Já o “ter voz” tem expressão real no Googlegeist, um inquérito anual e anónimo de satisfação dos trabalhadores que, como assegura o Industry Head para Portugal, pode ser “muito duro para os managers” e o qual consiste numa das ferramentas mais importantes da companhia. O que é importante reter é que o feedback aos trabalhadores é garantido – algo de cuja ausência muitos empregados se queixam por esse mundo laboral fora – e, igualmente importante, é o facto de todas as decisões de contratação ou despedimento não passarem nem pelos managers nem pelos directores gerais, mas sim pelos dados – e respectivo tratamento – recolhidos através de ferramentas como o Googlegeist (entre outras).
Para além deste inquérito anual, a Google faz inquéritos regulares aos trabalhadores sobre os seus managers, utilizando depois a informação gerada para reconhecer publicamente os melhores e seleccioná-los para serem mentores e “modelos” para o ano seguinte, sendo que os que não têm a sorte de ser bem avaliados acabam por receber um apoio e coaching intensivo, o que ajuda 75% dos mesmos a melhorar a sua performance num espaço de um trimestre.
Como também referiu na entrevista e que serve para cimentar a ideia da importância do feedback e tendo em conta que fomentar a inovação é outra das regras de ouro presentes no ADN da companhia, Frederico Costa afirma que, segundo Eric Schmidt, chairman da Google, “a inovação não está predestinada mas pode ser cultivada num ambiente próprio, daí que se dedique tanto tempo a ouvir os colaboradores, a recolher feedback, a analisá-lo e a actuar sobre ele”, ao memo tempo que se “exige um espírito de constante abertura”.
Obsessão pelas pessoas, mas também pelos dados
A questão do desenvolvimento pessoal dos trabalhadores é outro valor caro à liderança da Google. Frederico Costa explicou sumariamente o processo de contratação da companhia que encerra um conjunto de passos – desde a candidatura, passando por uma a duas entrevistas telefónicas, mais duas a quatro entrevistas presenciais até à oferta e à decisão, por parte de um comité “independente”, da efectiva contratação – como anteriormente referido os managers nem contratam, nem despedem – e referiu também as “competências” que maior valor têm para que um candidato passe a ser um Googler, sendo de sublinhar que aqueles que têm lugar na empresa mais desejada do mundo não têm que ter, forçosamente, conhecimentos académicos nas áreas da tecnologia, estando os lugares abertos a todas os domínios do conhecimento.
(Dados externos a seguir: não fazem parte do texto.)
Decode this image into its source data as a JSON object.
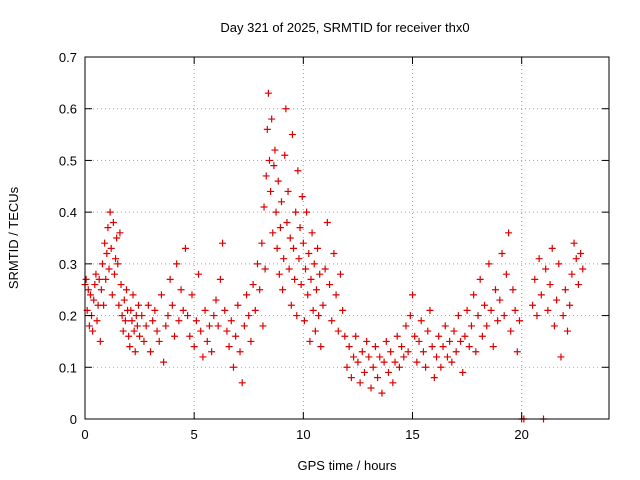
{
  "chart_data": {
    "type": "scatter",
    "title": "Day 321 of 2025, SRMTID for receiver thx0",
    "xlabel": "GPS time / hours",
    "ylabel": "SRMTID / TECUs",
    "xlim": [
      0,
      24
    ],
    "ylim": [
      0,
      0.7
    ],
    "xticks": [
      0,
      5,
      10,
      15,
      20
    ],
    "xtick_labels": [
      "0",
      "5",
      "10",
      "15",
      "20"
    ],
    "yticks": [
      0,
      0.1,
      0.2,
      0.3,
      0.4,
      0.5,
      0.6,
      0.7
    ],
    "ytick_labels": [
      "0",
      "0.1",
      "0.2",
      "0.3",
      "0.4",
      "0.5",
      "0.6",
      "0.7"
    ],
    "grid": true,
    "marker": "plus",
    "colors": {
      "series": "#e00000",
      "grid": "#a0a0a0",
      "axes": "#000000"
    },
    "series": [
      {
        "name": "SRMTID",
        "points": [
          [
            0.0,
            0.26
          ],
          [
            0.05,
            0.27
          ],
          [
            0.1,
            0.21
          ],
          [
            0.15,
            0.25
          ],
          [
            0.2,
            0.18
          ],
          [
            0.25,
            0.24
          ],
          [
            0.3,
            0.2
          ],
          [
            0.35,
            0.17
          ],
          [
            0.4,
            0.23
          ],
          [
            0.45,
            0.26
          ],
          [
            0.5,
            0.28
          ],
          [
            0.55,
            0.19
          ],
          [
            0.6,
            0.22
          ],
          [
            0.65,
            0.27
          ],
          [
            0.7,
            0.15
          ],
          [
            0.75,
            0.25
          ],
          [
            0.8,
            0.3
          ],
          [
            0.85,
            0.22
          ],
          [
            0.9,
            0.34
          ],
          [
            0.95,
            0.27
          ],
          [
            1.0,
            0.32
          ],
          [
            1.05,
            0.37
          ],
          [
            1.1,
            0.29
          ],
          [
            1.15,
            0.4
          ],
          [
            1.2,
            0.33
          ],
          [
            1.25,
            0.24
          ],
          [
            1.3,
            0.38
          ],
          [
            1.35,
            0.28
          ],
          [
            1.4,
            0.31
          ],
          [
            1.45,
            0.35
          ],
          [
            1.5,
            0.3
          ],
          [
            1.55,
            0.22
          ],
          [
            1.6,
            0.36
          ],
          [
            1.65,
            0.26
          ],
          [
            1.7,
            0.2
          ],
          [
            1.75,
            0.17
          ],
          [
            1.8,
            0.23
          ],
          [
            1.85,
            0.19
          ],
          [
            1.9,
            0.25
          ],
          [
            1.95,
            0.21
          ],
          [
            2.0,
            0.16
          ],
          [
            2.05,
            0.14
          ],
          [
            2.1,
            0.21
          ],
          [
            2.15,
            0.19
          ],
          [
            2.2,
            0.24
          ],
          [
            2.25,
            0.17
          ],
          [
            2.3,
            0.13
          ],
          [
            2.35,
            0.2
          ],
          [
            2.4,
            0.18
          ],
          [
            2.45,
            0.22
          ],
          [
            2.5,
            0.16
          ],
          [
            2.6,
            0.2
          ],
          [
            2.7,
            0.15
          ],
          [
            2.8,
            0.18
          ],
          [
            2.9,
            0.22
          ],
          [
            3.0,
            0.13
          ],
          [
            3.1,
            0.19
          ],
          [
            3.2,
            0.21
          ],
          [
            3.3,
            0.17
          ],
          [
            3.4,
            0.15
          ],
          [
            3.5,
            0.24
          ],
          [
            3.6,
            0.11
          ],
          [
            3.7,
            0.18
          ],
          [
            3.8,
            0.2
          ],
          [
            3.9,
            0.27
          ],
          [
            4.0,
            0.22
          ],
          [
            4.1,
            0.16
          ],
          [
            4.2,
            0.3
          ],
          [
            4.3,
            0.19
          ],
          [
            4.4,
            0.25
          ],
          [
            4.5,
            0.21
          ],
          [
            4.6,
            0.33
          ],
          [
            4.7,
            0.2
          ],
          [
            4.8,
            0.16
          ],
          [
            4.9,
            0.24
          ],
          [
            5.0,
            0.14
          ],
          [
            5.1,
            0.19
          ],
          [
            5.2,
            0.28
          ],
          [
            5.3,
            0.17
          ],
          [
            5.4,
            0.12
          ],
          [
            5.5,
            0.21
          ],
          [
            5.6,
            0.15
          ],
          [
            5.7,
            0.18
          ],
          [
            5.8,
            0.13
          ],
          [
            5.9,
            0.2
          ],
          [
            6.0,
            0.23
          ],
          [
            6.1,
            0.18
          ],
          [
            6.2,
            0.27
          ],
          [
            6.3,
            0.34
          ],
          [
            6.4,
            0.21
          ],
          [
            6.5,
            0.17
          ],
          [
            6.6,
            0.14
          ],
          [
            6.7,
            0.19
          ],
          [
            6.8,
            0.1
          ],
          [
            6.9,
            0.16
          ],
          [
            7.0,
            0.22
          ],
          [
            7.1,
            0.13
          ],
          [
            7.2,
            0.07
          ],
          [
            7.3,
            0.18
          ],
          [
            7.4,
            0.24
          ],
          [
            7.5,
            0.2
          ],
          [
            7.6,
            0.15
          ],
          [
            7.7,
            0.26
          ],
          [
            7.8,
            0.21
          ],
          [
            7.9,
            0.3
          ],
          [
            8.0,
            0.25
          ],
          [
            8.1,
            0.34
          ],
          [
            8.15,
            0.18
          ],
          [
            8.2,
            0.41
          ],
          [
            8.25,
            0.29
          ],
          [
            8.3,
            0.47
          ],
          [
            8.35,
            0.56
          ],
          [
            8.4,
            0.63
          ],
          [
            8.45,
            0.5
          ],
          [
            8.5,
            0.44
          ],
          [
            8.55,
            0.58
          ],
          [
            8.6,
            0.36
          ],
          [
            8.65,
            0.49
          ],
          [
            8.7,
            0.52
          ],
          [
            8.75,
            0.4
          ],
          [
            8.8,
            0.33
          ],
          [
            8.85,
            0.46
          ],
          [
            8.9,
            0.28
          ],
          [
            8.95,
            0.37
          ],
          [
            9.0,
            0.42
          ],
          [
            9.05,
            0.25
          ],
          [
            9.1,
            0.31
          ],
          [
            9.15,
            0.51
          ],
          [
            9.2,
            0.6
          ],
          [
            9.25,
            0.38
          ],
          [
            9.3,
            0.44
          ],
          [
            9.35,
            0.29
          ],
          [
            9.4,
            0.35
          ],
          [
            9.45,
            0.22
          ],
          [
            9.5,
            0.55
          ],
          [
            9.55,
            0.33
          ],
          [
            9.6,
            0.27
          ],
          [
            9.65,
            0.4
          ],
          [
            9.7,
            0.2
          ],
          [
            9.75,
            0.48
          ],
          [
            9.8,
            0.31
          ],
          [
            9.85,
            0.37
          ],
          [
            9.9,
            0.26
          ],
          [
            9.95,
            0.43
          ],
          [
            10.0,
            0.34
          ],
          [
            10.05,
            0.19
          ],
          [
            10.1,
            0.29
          ],
          [
            10.15,
            0.4
          ],
          [
            10.2,
            0.24
          ],
          [
            10.25,
            0.32
          ],
          [
            10.3,
            0.15
          ],
          [
            10.35,
            0.27
          ],
          [
            10.4,
            0.36
          ],
          [
            10.45,
            0.21
          ],
          [
            10.5,
            0.3
          ],
          [
            10.55,
            0.17
          ],
          [
            10.6,
            0.25
          ],
          [
            10.65,
            0.33
          ],
          [
            10.7,
            0.2
          ],
          [
            10.75,
            0.28
          ],
          [
            10.8,
            0.14
          ],
          [
            10.9,
            0.22
          ],
          [
            11.0,
            0.29
          ],
          [
            11.1,
            0.38
          ],
          [
            11.2,
            0.26
          ],
          [
            11.3,
            0.19
          ],
          [
            11.4,
            0.32
          ],
          [
            11.5,
            0.24
          ],
          [
            11.6,
            0.17
          ],
          [
            11.7,
            0.28
          ],
          [
            11.8,
            0.21
          ],
          [
            11.9,
            0.16
          ],
          [
            12.0,
            0.1
          ],
          [
            12.1,
            0.14
          ],
          [
            12.2,
            0.08
          ],
          [
            12.3,
            0.12
          ],
          [
            12.4,
            0.16
          ],
          [
            12.5,
            0.11
          ],
          [
            12.6,
            0.07
          ],
          [
            12.7,
            0.13
          ],
          [
            12.8,
            0.09
          ],
          [
            12.9,
            0.15
          ],
          [
            13.0,
            0.12
          ],
          [
            13.1,
            0.06
          ],
          [
            13.2,
            0.1
          ],
          [
            13.3,
            0.14
          ],
          [
            13.4,
            0.08
          ],
          [
            13.5,
            0.12
          ],
          [
            13.6,
            0.05
          ],
          [
            13.7,
            0.11
          ],
          [
            13.8,
            0.15
          ],
          [
            13.9,
            0.09
          ],
          [
            14.0,
            0.13
          ],
          [
            14.1,
            0.07
          ],
          [
            14.2,
            0.11
          ],
          [
            14.3,
            0.16
          ],
          [
            14.4,
            0.1
          ],
          [
            14.5,
            0.14
          ],
          [
            14.6,
            0.12
          ],
          [
            14.7,
            0.18
          ],
          [
            14.8,
            0.13
          ],
          [
            14.9,
            0.2
          ],
          [
            15.0,
            0.24
          ],
          [
            15.1,
            0.16
          ],
          [
            15.2,
            0.11
          ],
          [
            15.3,
            0.15
          ],
          [
            15.4,
            0.19
          ],
          [
            15.5,
            0.13
          ],
          [
            15.6,
            0.1
          ],
          [
            15.7,
            0.17
          ],
          [
            15.8,
            0.21
          ],
          [
            15.9,
            0.14
          ],
          [
            16.0,
            0.08
          ],
          [
            16.1,
            0.12
          ],
          [
            16.2,
            0.16
          ],
          [
            16.3,
            0.1
          ],
          [
            16.4,
            0.14
          ],
          [
            16.5,
            0.18
          ],
          [
            16.6,
            0.12
          ],
          [
            16.7,
            0.15
          ],
          [
            16.8,
            0.11
          ],
          [
            16.9,
            0.17
          ],
          [
            17.0,
            0.13
          ],
          [
            17.1,
            0.2
          ],
          [
            17.2,
            0.15
          ],
          [
            17.3,
            0.09
          ],
          [
            17.4,
            0.16
          ],
          [
            17.5,
            0.21
          ],
          [
            17.6,
            0.14
          ],
          [
            17.7,
            0.18
          ],
          [
            17.8,
            0.24
          ],
          [
            17.9,
            0.13
          ],
          [
            18.0,
            0.2
          ],
          [
            18.1,
            0.27
          ],
          [
            18.2,
            0.16
          ],
          [
            18.3,
            0.22
          ],
          [
            18.4,
            0.18
          ],
          [
            18.5,
            0.3
          ],
          [
            18.6,
            0.21
          ],
          [
            18.7,
            0.14
          ],
          [
            18.8,
            0.25
          ],
          [
            18.9,
            0.19
          ],
          [
            19.0,
            0.23
          ],
          [
            19.1,
            0.32
          ],
          [
            19.2,
            0.2
          ],
          [
            19.3,
            0.28
          ],
          [
            19.4,
            0.36
          ],
          [
            19.5,
            0.17
          ],
          [
            19.6,
            0.25
          ],
          [
            19.7,
            0.21
          ],
          [
            19.8,
            0.13
          ],
          [
            19.9,
            0.19
          ],
          [
            20.0,
            0.0
          ],
          [
            20.1,
            0.0
          ],
          [
            20.5,
            0.22
          ],
          [
            20.6,
            0.27
          ],
          [
            20.7,
            0.2
          ],
          [
            20.8,
            0.31
          ],
          [
            20.9,
            0.24
          ],
          [
            21.0,
            0.0
          ],
          [
            21.1,
            0.29
          ],
          [
            21.2,
            0.21
          ],
          [
            21.3,
            0.26
          ],
          [
            21.4,
            0.33
          ],
          [
            21.5,
            0.18
          ],
          [
            21.6,
            0.23
          ],
          [
            21.7,
            0.3
          ],
          [
            21.8,
            0.12
          ],
          [
            21.9,
            0.2
          ],
          [
            22.0,
            0.25
          ],
          [
            22.1,
            0.17
          ],
          [
            22.2,
            0.22
          ],
          [
            22.3,
            0.28
          ],
          [
            22.4,
            0.34
          ],
          [
            22.5,
            0.31
          ],
          [
            22.6,
            0.26
          ],
          [
            22.7,
            0.32
          ],
          [
            22.8,
            0.29
          ]
        ]
      }
    ]
  }
}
Daí que estas “competências” sejam traduzidas de forma diferente quando comparadas com outros processos de recrutamento de empresas “normais”. Assim, um potencial Googler tem de demonstrar ter “capacidades cognitivas gerais”, ter, sem surpresa, conhecimentos relacionados com a área a que se está a candidatar, um forte sentido de liderança – relacionado com a forma como irá questionar o status quo da empresa no futuro e a tal googleyness já anteriormente referida que, enquanto conceito abstracto – e são muitos os que se queixam de que o mesmo devia ser mais concreto – está relacionado com a capacidade de “incorporar” a cultura da companhia e que constitui, de acordo com as palavras de Frederico Costa, a “parte fundamental da sua política de contratação”.
Mas aos Googlers também é pedido que “se conheçam a si mesmos”, que se sintam responsáveis pelo bem colectivo, que sejam “mestres” naquilo que fazem e que corram riscos. Adicionalmente, devem também estabelecer os seus próprios objectivos e resultados, ser ambiciosos e sentirem-se “desconfortáveis” para que “estiquem”, sempre que possível, os seus propósitos. O desafio diário faz também parte dos requisitos da gigante tecnológica, bem como a aposta num conjunto substancial de ferramentas de gestão de performance.
Extremamente importante também, sublinha o responsável em Portugal, é “apoiarem as equipas em que trabalham com desenvolvimentos diversos tendo sempre em mente que estão numa relação de parceria”.
Como referiu na entrevista concedida à AESE, e sublinhando na conferência que este tipo de talento se coaduna mais com as startups, que o percebem melhor, e não tanto com as grande empresas ou consultoras, o Industry Head faz também um “reparo” às demais organizações, afirmando que “é importante que todas as empresas percebam que as equipas são a unidade molecular onde ocorre a produção real, onde as ideias inovadoras são concebidas e testadas e onde os funcionários experimentam a maior parte do trabalho”. Mas, assegura igualmente, “é também nas equipas que surgem problemas interpessoais, skills pouco adequadas e objectivos de grupo pouco claros que podem dificultar a produtividade e causar fricção”.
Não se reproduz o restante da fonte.